Эквивалентным навыком для человеческих младенцев, как я считаю, является способность успокаиваться после истерики или сильного испуга, и именно этот навык я пытался помочь усвоить Эллингтону. Не поймите меня неправильно: я не вылизывал своего сына. Я даже не особенно за ним ухаживал, если быть честным. Но если и существует человеческий эквивалент такому правильному крысиному поведению, то он включает щедрые порции утешения, объятий, разговоров и успокаивания .
И моя жена Пола, и я сам не жалели ничего из этого для Эллингтона, пока он был маленьким. Я полагаю, то, что мы делали это во время младенчества Эллингтона, окажет значительное влияние на его характер и больше скажется на его будущем счастье и успехе, чем все остальные наши действия.

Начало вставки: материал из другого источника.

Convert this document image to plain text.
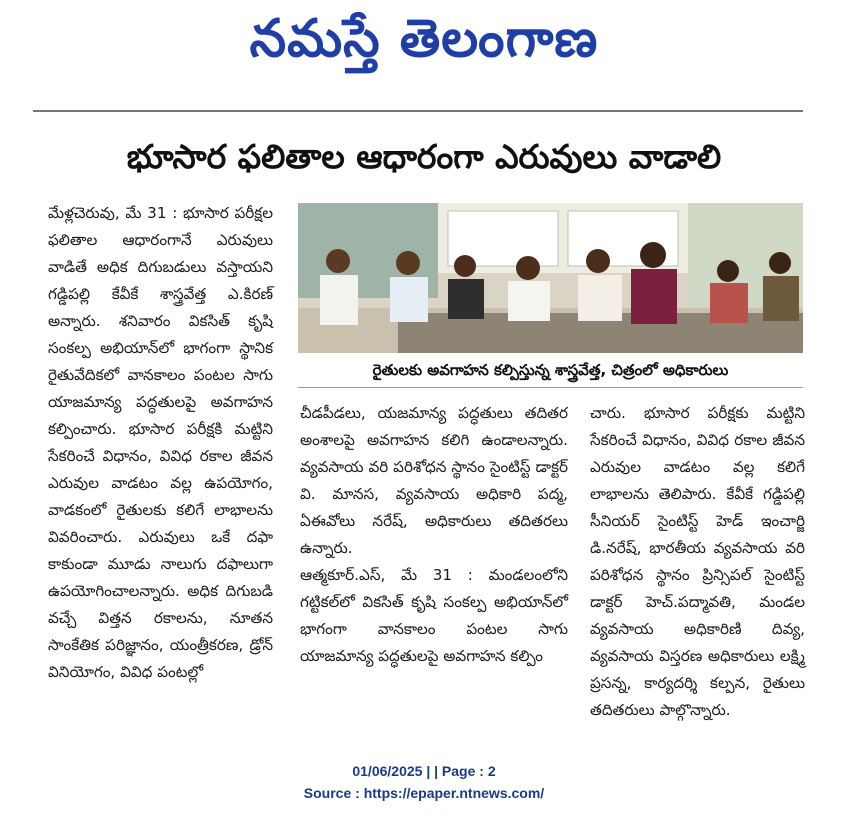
నమస్తే తెలంగాణ
భూసార ఫలితాల ఆధారంగా ఎరువులు వాడాలి

మేళ్లచెరువు, మే 31 : భూసార పరీక్షల ఫలితాల ఆధారంగానే ఎరువులు వాడితే అధిక దిగుబడులు వస్తాయని గడ్డిపల్లి కేవీకే శాస్త్రవేత్త ఎ.కిరణ్ అన్నారు. శనివారం వికసిత్ కృషి సంకల్ప అభియాన్‌లో భాగంగా స్థానిక రైతువేదికలో వానకాలం పంటల సాగు యాజమాన్య పద్ధతులపై అవగాహన కల్పించారు. భూసార పరీక్షకి మట్టిని సేకరించే విధానం, వివిధ రకాల జీవన ఎరువుల వాడటం వల్ల ఉపయోగం, వాడకంలో రైతులకు కలిగే లాభాలను వివరించారు. ఎరువులు ఒకే దఫా కాకుండా మూడు నాలుగు దఫాలుగా ఉపయోగించాలన్నారు. అధిక దిగుబడి వచ్చే విత్తన రకాలను, నూతన సాంకేతిక పరిజ్ఞానం, యంత్రీకరణ, డ్రోన్ వినియోగం, వివిధ పంటల్లో

రైతులకు అవగాహన కల్పిస్తున్న శాస్త్రవేత్త, చిత్రంలో అధికారులు

చీడపీడలు, యజమాన్య పద్ధతులు తదితర అంశాలపై అవగాహన కలిగి ఉండాలన్నారు. వ్యవసాయ వరి పరిశోధన స్థానం సైంటిస్ట్ డాక్టర్ వి. మానస, వ్యవసాయ అధికారి పద్మ, ఏఈవోలు నరేష్, అధికారులు తదితరలు ఉన్నారు.

ఆత్మకూర్.ఎస్, మే 31 : మండలంలోని గట్టికల్‌లో వికసిత్ కృషి సంకల్ప అభియాన్‌లో భాగంగా వానకాలం పంటల సాగు యాజమాన్య పద్ధతులపై అవగాహన కల్పిం

చారు. భూసార పరీక్షకు మట్టిని సేకరించే విధానం, వివిధ రకాల జీవన ఎరువుల వాడటం వల్ల కలిగే లాభాలను తెలిపారు. కేవీకే గడ్డిపల్లి సీనియర్ సైంటిస్ట్ హెడ్ ఇంచార్జి డి.నరేష్, భారతీయ వ్యవసాయ వరి పరిశోధన స్థానం ప్రిన్సిపల్ సైంటిస్ట్ డాక్టర్ హెచ్.పద్మావతి, మండల వ్యవసాయ అధికారిణి దివ్య, వ్యవసాయ విస్తరణ అధికారులు లక్ష్మి ప్రసన్న, కార్యదర్శి కల్పన, రైతులు తదితరులు పాల్గొన్నారు.

01/06/2025 | | Page : 2
Source : https://epaper.ntnews.com/
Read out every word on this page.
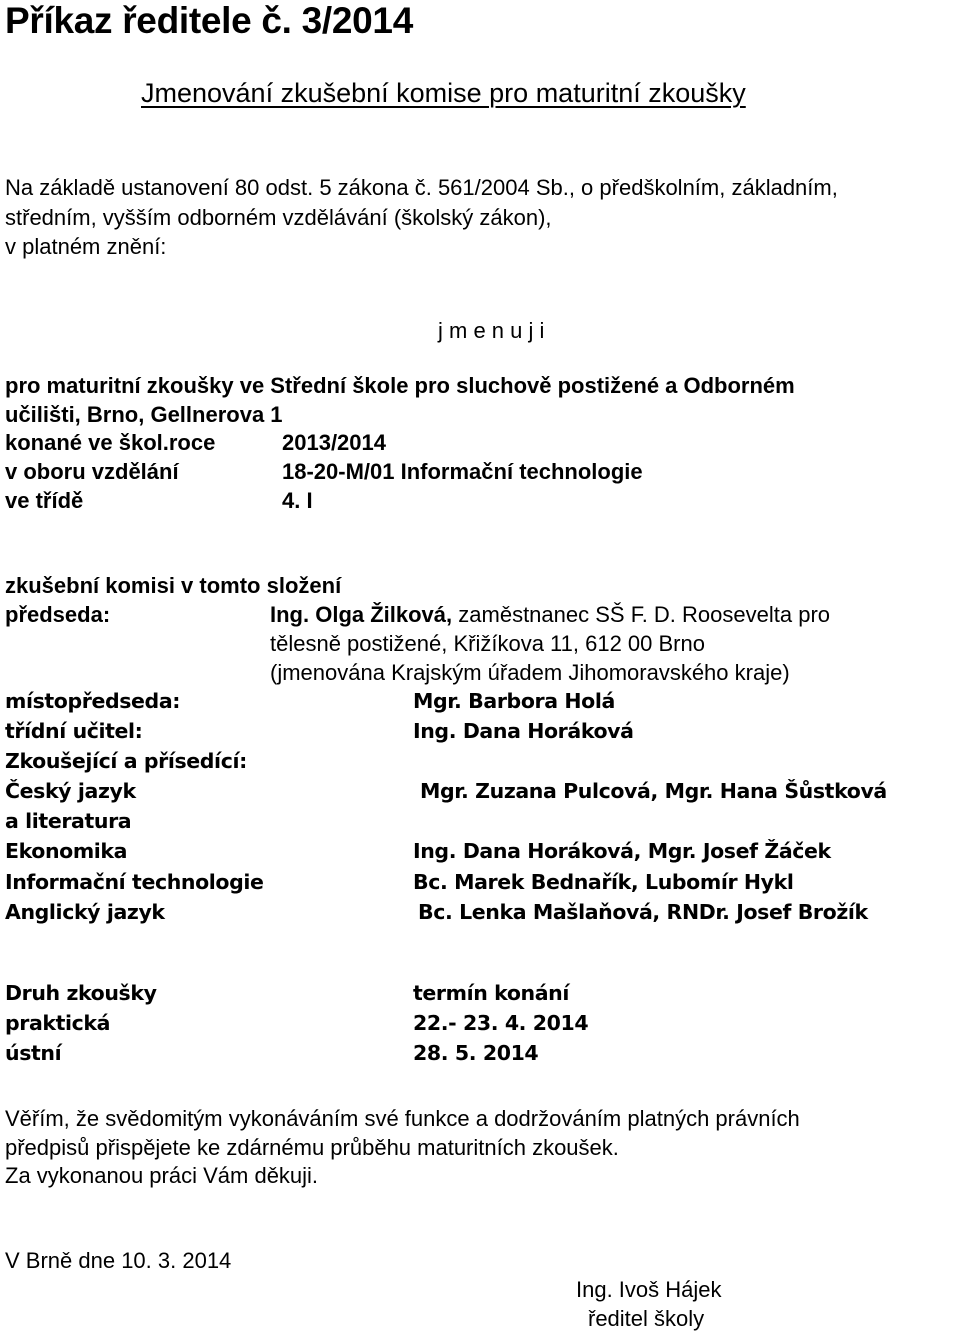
Příkaz ředitele č. 3/2014
Jmenování zkušební komise pro maturitní zkoušky
Na základě ustanovení 80 odst. 5 zákona č. 561/2004 Sb., o předškolním, základním,
středním, vyšším odborném vzdělávání (školský zákon),
v platném znění:
j m e n u j i
pro maturitní zkoušky ve Střední škole pro sluchově postižené a Odborném
učilišti, Brno, Gellnerova 1
konané ve škol.roce	2013/2014
v oboru vzdělání	18-20-M/01 Informační technologie
ve třídě	4. I
zkušební komisi v tomto složení
předseda:	Ing. Olga Žilková, zaměstnanec SŠ F. D. Roosevelta pro
tělesně postižené, Křižíkova 11, 612 00 Brno
(jmenována Krajským úřadem Jihomoravského kraje)
místopředseda:	Mgr. Barbora Holá
třídní učitel:	Ing. Dana Horáková
Zkoušející a přísedící:
Český jazyk	Mgr. Zuzana Pulcová, Mgr. Hana Šůstková
a literatura
Ekonomika	Ing. Dana Horáková, Mgr. Josef Žáček
Informační technologie	Bc. Marek Bednařík, Lubomír Hykl
Anglický jazyk	Bc. Lenka Mašlaňová, RNDr. Josef Brožík
Druh zkoušky	termín konání
praktická	22.- 23. 4. 2014
ústní	28. 5. 2014
Věřím, že svědomitým vykonáváním své funkce a dodržováním platných právních
předpisů přispějete ke zdárnému průběhu maturitních zkoušek.
Za vykonanou práci Vám děkuji.
V Brně dne 10. 3. 2014
Ing. Ivoš Hájek
ředitel školy
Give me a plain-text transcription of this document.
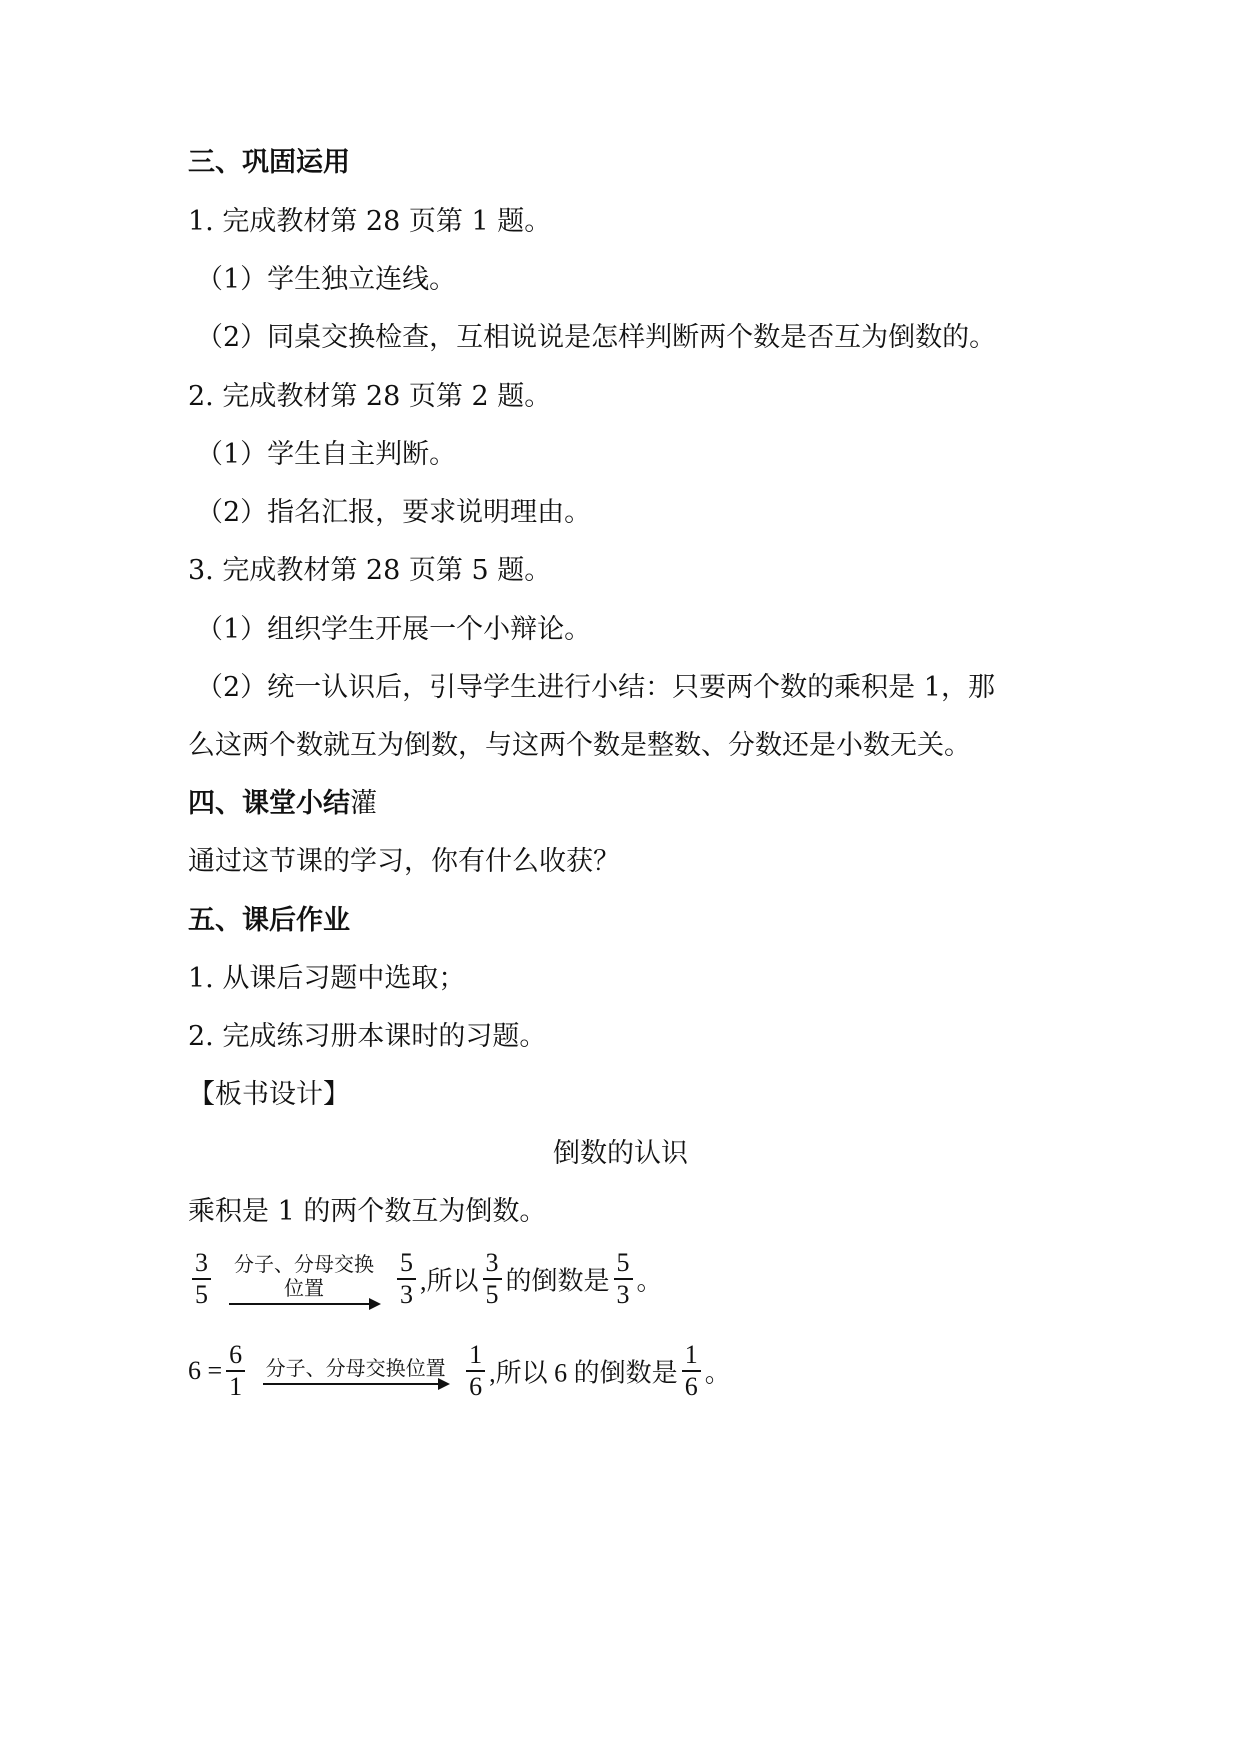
三、巩固运用
1. 完成教材第 28 页第 1 题。
（1）学生独立连线。
（2）同桌交换检查，互相说说是怎样判断两个数是否互为倒数的。
2. 完成教材第 28 页第 2 题。
（1）学生自主判断。
（2）指名汇报，要求说明理由。
3. 完成教材第 28 页第 5 题。
（1）组织学生开展一个小辩论。
（2）统一认识后，引导学生进行小结：只要两个数的乘积是 1，那
么这两个数就互为倒数，与这两个数是整数、分数还是小数无关。
四、课堂小结灌
通过这节课的学习，你有什么收获？
五、课后作业
1. 从课后习题中选取；
2. 完成练习册本课时的习题。
【板书设计】
倒数的认识
乘积是 1 的两个数互为倒数。
$\frac{3}{5}$ 分子、分母交换位置	$\frac{5}{3}$ ,所以 $\frac{3}{5}$ 的倒数是 $\frac{5}{3}$ 。
$6 = \frac{6}{1}$ 分子、分母交换位置 $\frac{1}{6}$ ,所以 6 的倒数是 $\frac{1}{6}$ 。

Однако когда Эллингтон стал старше, я выяснил, как это сделали до меня бесчисленные родители, что ему необходимо нечто большее, чем только любовь и объятия. Ему также необходима была дисциплина, правила, границы; нужно было, чтобы кто-то говорил ему «нет» . А больше всего ему были необходимы некоторые небольшие, «детского размера» трудности , возможность падать и подниматься на ноги без посторонней помощи.
Это для меня и Полы было труднее – это не так естественно давалось нам, как объятия и утешения. Я знаю, что это всего лишь начало долгого, трудного пути, который нам предстоит, как и всем родителям, – начало борьбы между нашим побуждением обеспечить своего ребенка всем, защитить его от всякого вреда – и пониманием, что если мы по-настоящему хотим, чтобы он преуспел, то мы должны вначале дать ему потерпеть неудачу. Или, точнее, мы должны помочь ему научиться справляться с неудачами.
Если мы по-настоящему хотим, чтобы наш ребенок преуспел, то мы должны вначале дать ему потерпеть неудачу. Точнее, мы должны помочь ему научиться справляться с неудачами.
Эта идея – важность умения справляться со своими собственными неудачами и учиться на них – красной нитью скрепляет многие главы этой книги.
Именно в этом Элизабет Шпигель, шахматный тренер, была таким хорошим специалистом. Она воспринимала как само собой разумеющееся то, что ее ученики будут не раз терпеть неудачи. С ними сталкивается каждый шахматист. На ее взгляд, главной задачей было не предотвратить эти неудачи; она должна была научить своих подопечных учиться на каждой неудаче, вглядываться в каждую свою неудачу с несгибаемой честностью, точно определять, почему именно они совершили ошибку. Она верила, что если они смогут сделать это, то в следующий раз проявят себя лучше. Точно так же, как проявил себя Стив Джобс, придя в Apple во второй раз.
Когда я разговаривал с учителями и администраторами школы Riverdale , а потом, позднее, со многими родителями, учителями и выпускниками частных школ, которые прочли в Times Magazine статью о характере и хотели поговорить о ней, именно этот вопрос их в основном и беспокоил: что их дети были настолько излишне защищены от трудностей, что не развивали в себе способность преодолевать неудачи и учиться на них.
Собирая материал в Riverdale , я часто чувствовал, что напал на след всепроникающей, пусть пока еще и только нарождающейся тревожности, пронизывающей современную культуру богатых людей. Это ощущение, что что-то пошло не так внутри традиционных каналов целеполагания американской меритократии, что молодые люди выпускаются из самых лучших учебных заведений высшего образования с превосходными характеристиками, с прекрасно отточенными навыками сдачи экзаменов – но не имея многого другого, что позволило бы им проложить свой собственный путь в мире.
В наши дни лучшие колледжи выпускают все меньше предпринимателей, меньше мятежников, меньше художников; в сущности, вообще меньше кого угодно – за исключением инвестиционных банкиров и менеджеров-консультантов.
Не так давно New York Times сообщала нам, что 36 процентов свежих выпускников Принстона в 2010 году заняли рабочие места в финансовой индустрии, а еще 26 процентов получили работу в категории, которую Принстон именует «услугами», и среди этих «услуг» лидируют с немалым отрывом консультации по вопросам управления. Иными словами, более чем половина выпуска уходила в инвестиционные банки или консалтинг – и ведь это после того, как с финансовой индустрией в 2008 году едва не произошел полный коллапс (а до экономического кризиса примерно три четверти выпускников Принстона выбирали для себя один из двух этих типов карьер).